4. Many other research methods similar to ethnography require less time, allowing
for more multi-sited overviews. These include focus groups, semi-structured
interviews and discourse analysis.
5. Some recent examples of ethnography published by geographers include:
A. Dunn, Elizabeth. 2004. Privatizing Poland: Baby Food, Big Business, and the
Remaking of Labor. Ithaca NY: Cornell Press. Dunn’s book studies how globalized
trade influences labor organization in a Polish baby food factory, relying on
ethnography to discover how workers challenge existing power relations within
international business models.
B. Ley, David. 1974. The Black Inner City as Frontier Outpost: Images and Behavior of
a Philadelphia Neighborhood. Washington, DC: AAG Monograph Series. A seminal
work on inner city geographies of social constructions of reality, Ley’s book uses
ethnography to get at how people relate to place constructions.

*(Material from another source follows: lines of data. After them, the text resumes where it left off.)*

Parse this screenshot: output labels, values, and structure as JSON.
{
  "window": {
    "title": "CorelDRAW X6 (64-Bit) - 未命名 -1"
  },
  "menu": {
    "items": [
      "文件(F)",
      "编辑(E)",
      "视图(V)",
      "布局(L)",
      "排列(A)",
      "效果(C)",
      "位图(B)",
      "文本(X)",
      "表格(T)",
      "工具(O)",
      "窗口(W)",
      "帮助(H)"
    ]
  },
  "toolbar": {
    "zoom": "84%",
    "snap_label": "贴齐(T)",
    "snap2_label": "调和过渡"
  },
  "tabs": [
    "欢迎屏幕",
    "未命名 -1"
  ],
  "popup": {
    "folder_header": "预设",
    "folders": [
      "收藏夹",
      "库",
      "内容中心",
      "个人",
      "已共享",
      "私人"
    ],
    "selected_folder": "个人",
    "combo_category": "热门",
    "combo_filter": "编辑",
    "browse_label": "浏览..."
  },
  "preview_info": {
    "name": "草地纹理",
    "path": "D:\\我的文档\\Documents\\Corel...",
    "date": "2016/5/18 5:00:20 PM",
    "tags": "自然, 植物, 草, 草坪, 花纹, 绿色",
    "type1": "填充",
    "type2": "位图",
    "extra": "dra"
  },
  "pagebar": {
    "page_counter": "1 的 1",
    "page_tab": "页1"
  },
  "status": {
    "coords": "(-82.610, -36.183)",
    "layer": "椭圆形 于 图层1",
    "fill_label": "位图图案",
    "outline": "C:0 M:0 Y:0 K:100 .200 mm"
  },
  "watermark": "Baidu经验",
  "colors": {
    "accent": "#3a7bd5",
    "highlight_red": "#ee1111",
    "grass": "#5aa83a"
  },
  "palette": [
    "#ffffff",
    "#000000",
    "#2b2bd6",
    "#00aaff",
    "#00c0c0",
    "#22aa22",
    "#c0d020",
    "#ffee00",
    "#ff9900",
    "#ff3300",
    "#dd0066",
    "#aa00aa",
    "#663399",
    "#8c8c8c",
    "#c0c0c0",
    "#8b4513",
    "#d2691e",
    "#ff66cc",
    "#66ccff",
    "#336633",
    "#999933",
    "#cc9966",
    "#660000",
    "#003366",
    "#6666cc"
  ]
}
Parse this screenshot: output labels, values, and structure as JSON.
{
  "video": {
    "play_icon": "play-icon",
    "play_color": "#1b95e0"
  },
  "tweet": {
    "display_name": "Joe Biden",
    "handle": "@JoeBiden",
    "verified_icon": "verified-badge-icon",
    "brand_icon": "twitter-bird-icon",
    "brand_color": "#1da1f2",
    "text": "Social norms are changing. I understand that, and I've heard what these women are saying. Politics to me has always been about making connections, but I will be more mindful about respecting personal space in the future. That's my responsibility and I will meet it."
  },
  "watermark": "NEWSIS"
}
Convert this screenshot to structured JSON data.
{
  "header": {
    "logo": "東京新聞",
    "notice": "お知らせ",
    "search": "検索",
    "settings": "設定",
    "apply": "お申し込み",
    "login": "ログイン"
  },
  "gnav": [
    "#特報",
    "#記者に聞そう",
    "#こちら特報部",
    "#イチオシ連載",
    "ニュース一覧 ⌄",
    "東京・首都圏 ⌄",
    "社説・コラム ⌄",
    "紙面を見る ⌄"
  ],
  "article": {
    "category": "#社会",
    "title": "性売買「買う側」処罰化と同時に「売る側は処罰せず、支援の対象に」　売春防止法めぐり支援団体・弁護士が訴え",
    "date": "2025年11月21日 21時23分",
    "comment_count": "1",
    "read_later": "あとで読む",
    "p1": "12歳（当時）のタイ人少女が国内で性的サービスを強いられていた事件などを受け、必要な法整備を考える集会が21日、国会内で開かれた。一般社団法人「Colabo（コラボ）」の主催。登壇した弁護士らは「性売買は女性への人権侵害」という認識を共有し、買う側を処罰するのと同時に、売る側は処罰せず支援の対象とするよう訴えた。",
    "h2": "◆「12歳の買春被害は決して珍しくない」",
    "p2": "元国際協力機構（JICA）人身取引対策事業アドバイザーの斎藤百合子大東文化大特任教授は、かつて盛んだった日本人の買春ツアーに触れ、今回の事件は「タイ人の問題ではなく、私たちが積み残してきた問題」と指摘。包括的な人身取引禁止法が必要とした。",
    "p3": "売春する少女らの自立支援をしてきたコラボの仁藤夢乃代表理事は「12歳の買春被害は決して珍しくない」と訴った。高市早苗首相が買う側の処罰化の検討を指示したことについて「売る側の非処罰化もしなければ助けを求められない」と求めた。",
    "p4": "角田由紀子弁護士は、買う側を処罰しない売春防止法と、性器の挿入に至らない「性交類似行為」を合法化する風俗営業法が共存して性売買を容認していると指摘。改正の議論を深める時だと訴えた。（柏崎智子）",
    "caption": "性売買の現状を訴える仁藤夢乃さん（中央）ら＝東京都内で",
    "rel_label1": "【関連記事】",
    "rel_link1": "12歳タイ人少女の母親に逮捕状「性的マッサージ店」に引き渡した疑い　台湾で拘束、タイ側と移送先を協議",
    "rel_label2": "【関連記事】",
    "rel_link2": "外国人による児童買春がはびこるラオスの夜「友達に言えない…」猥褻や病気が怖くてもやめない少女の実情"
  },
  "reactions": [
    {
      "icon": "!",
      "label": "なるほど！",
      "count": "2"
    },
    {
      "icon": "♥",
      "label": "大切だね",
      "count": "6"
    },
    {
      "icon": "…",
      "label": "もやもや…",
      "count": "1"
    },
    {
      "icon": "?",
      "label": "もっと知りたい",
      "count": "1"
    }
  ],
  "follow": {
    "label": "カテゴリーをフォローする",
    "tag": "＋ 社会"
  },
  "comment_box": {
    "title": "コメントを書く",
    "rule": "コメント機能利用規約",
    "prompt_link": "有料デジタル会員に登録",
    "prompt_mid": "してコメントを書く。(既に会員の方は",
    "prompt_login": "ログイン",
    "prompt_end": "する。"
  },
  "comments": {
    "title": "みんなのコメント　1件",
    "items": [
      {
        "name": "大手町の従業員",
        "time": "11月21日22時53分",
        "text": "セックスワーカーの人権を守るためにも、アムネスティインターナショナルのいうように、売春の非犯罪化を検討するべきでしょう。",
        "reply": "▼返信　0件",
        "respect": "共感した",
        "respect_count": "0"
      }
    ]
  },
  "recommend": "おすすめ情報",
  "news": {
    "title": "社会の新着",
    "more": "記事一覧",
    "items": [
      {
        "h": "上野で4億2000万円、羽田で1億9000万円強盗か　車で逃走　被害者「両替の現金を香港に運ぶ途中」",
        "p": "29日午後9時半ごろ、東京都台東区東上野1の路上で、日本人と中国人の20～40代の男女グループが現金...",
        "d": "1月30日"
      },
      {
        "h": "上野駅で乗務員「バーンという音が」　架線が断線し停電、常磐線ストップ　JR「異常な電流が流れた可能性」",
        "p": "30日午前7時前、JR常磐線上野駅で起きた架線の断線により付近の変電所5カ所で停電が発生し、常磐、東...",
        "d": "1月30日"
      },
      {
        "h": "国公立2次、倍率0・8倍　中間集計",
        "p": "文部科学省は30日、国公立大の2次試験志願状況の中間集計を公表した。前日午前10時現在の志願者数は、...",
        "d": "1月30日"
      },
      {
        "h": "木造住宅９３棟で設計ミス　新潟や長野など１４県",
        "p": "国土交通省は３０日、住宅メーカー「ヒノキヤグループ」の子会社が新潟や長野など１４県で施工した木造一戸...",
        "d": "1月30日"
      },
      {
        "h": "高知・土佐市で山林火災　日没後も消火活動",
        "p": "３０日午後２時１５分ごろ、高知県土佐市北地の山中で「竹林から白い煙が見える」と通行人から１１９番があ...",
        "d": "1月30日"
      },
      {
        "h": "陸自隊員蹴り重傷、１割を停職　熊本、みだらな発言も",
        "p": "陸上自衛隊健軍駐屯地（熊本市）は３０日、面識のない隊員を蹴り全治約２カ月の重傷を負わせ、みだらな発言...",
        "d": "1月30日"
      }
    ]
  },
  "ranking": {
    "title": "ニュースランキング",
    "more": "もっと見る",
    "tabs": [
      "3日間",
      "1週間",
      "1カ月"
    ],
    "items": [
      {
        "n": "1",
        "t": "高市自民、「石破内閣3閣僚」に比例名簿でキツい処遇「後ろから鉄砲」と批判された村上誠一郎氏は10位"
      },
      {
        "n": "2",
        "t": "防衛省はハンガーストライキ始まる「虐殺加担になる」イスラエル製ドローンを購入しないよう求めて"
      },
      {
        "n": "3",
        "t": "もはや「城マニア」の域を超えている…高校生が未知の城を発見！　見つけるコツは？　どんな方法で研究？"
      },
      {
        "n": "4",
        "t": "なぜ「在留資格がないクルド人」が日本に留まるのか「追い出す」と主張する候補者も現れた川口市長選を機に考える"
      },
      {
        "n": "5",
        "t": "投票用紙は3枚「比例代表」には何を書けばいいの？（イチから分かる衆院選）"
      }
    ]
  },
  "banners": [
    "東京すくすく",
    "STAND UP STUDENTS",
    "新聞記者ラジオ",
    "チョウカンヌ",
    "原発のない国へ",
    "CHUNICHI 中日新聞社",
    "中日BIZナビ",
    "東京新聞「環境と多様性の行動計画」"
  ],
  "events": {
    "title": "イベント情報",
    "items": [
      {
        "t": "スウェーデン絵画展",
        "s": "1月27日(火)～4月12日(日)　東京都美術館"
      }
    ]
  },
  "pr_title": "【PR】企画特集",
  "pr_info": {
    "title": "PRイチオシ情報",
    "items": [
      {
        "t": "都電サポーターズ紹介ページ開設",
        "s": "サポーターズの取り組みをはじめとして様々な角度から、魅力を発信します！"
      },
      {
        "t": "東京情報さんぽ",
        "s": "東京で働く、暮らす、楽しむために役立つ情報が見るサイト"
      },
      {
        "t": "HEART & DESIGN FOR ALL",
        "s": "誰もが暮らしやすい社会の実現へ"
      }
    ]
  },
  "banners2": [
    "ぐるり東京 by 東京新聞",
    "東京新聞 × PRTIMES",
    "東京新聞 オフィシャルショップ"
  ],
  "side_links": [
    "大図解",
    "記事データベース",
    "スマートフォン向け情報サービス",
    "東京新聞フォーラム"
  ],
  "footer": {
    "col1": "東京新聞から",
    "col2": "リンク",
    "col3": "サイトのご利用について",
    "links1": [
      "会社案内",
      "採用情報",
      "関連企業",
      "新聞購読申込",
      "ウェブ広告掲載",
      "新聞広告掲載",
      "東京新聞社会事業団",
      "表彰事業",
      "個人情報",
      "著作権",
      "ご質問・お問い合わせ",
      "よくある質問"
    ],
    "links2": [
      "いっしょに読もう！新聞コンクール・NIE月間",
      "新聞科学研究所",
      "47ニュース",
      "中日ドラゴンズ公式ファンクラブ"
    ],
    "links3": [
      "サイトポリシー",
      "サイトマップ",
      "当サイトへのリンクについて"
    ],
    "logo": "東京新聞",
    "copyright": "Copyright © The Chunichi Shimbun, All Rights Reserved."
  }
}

C. Yeh, Emily. 2007. ‘Tropes of Indolence and the Cultural Politics of Development in
Lhasa, Tibet.’ Annals of the Association of American Geographers, 97:3. Yeh’s
ethnographic component of her article includes many direct quotes from
interviewed local and diaspora Tibetans to include a variety of responses that elicit
an ambiguous sense of place and identity.
D. Writers, Sangtin and Nagar, Richa. 2006. Playing with Fire: Feminist Thought and
Activism through Seven Lives in India. Minneapolis, MN: UMN Press. Written using
diaries, narrative observation and interviews of local workers employed by a single
NGO, Nagar’s book uses critical ethnography and feminist geography to study how
NGOs tend to reinforce existing repressive power structures in local societies.
E. Price, Patricia. 2004. Dry Place: Landscapes of Belonging and Exclusion.
Minneapolis, MN: UMN Press. According to Tim Oakes, this is as close to
ethnography as cultural geography has gotten recently. Price’s book studies Chicano
cultural conceptions of the US and Mexican border, focusing on mythologies of place
and identity.
6. Current debate on ethnography as a research method in geography almost
inevitably highlights the relative lack of published ethnographic work performed by
geographers. While some ethnographies contain geographical elements, recent ones
have been written primarily by anthropologists. Thornton’s Being and Place Among
the Tlingit is one example of this. By training, human geographers tend to focus
more broadly on social relations, instead of the site-specific practices which
ethnography excels at identifying and studying. This has tended to marginalize
ethnography as, at best, a secondary research methodology for most geographers.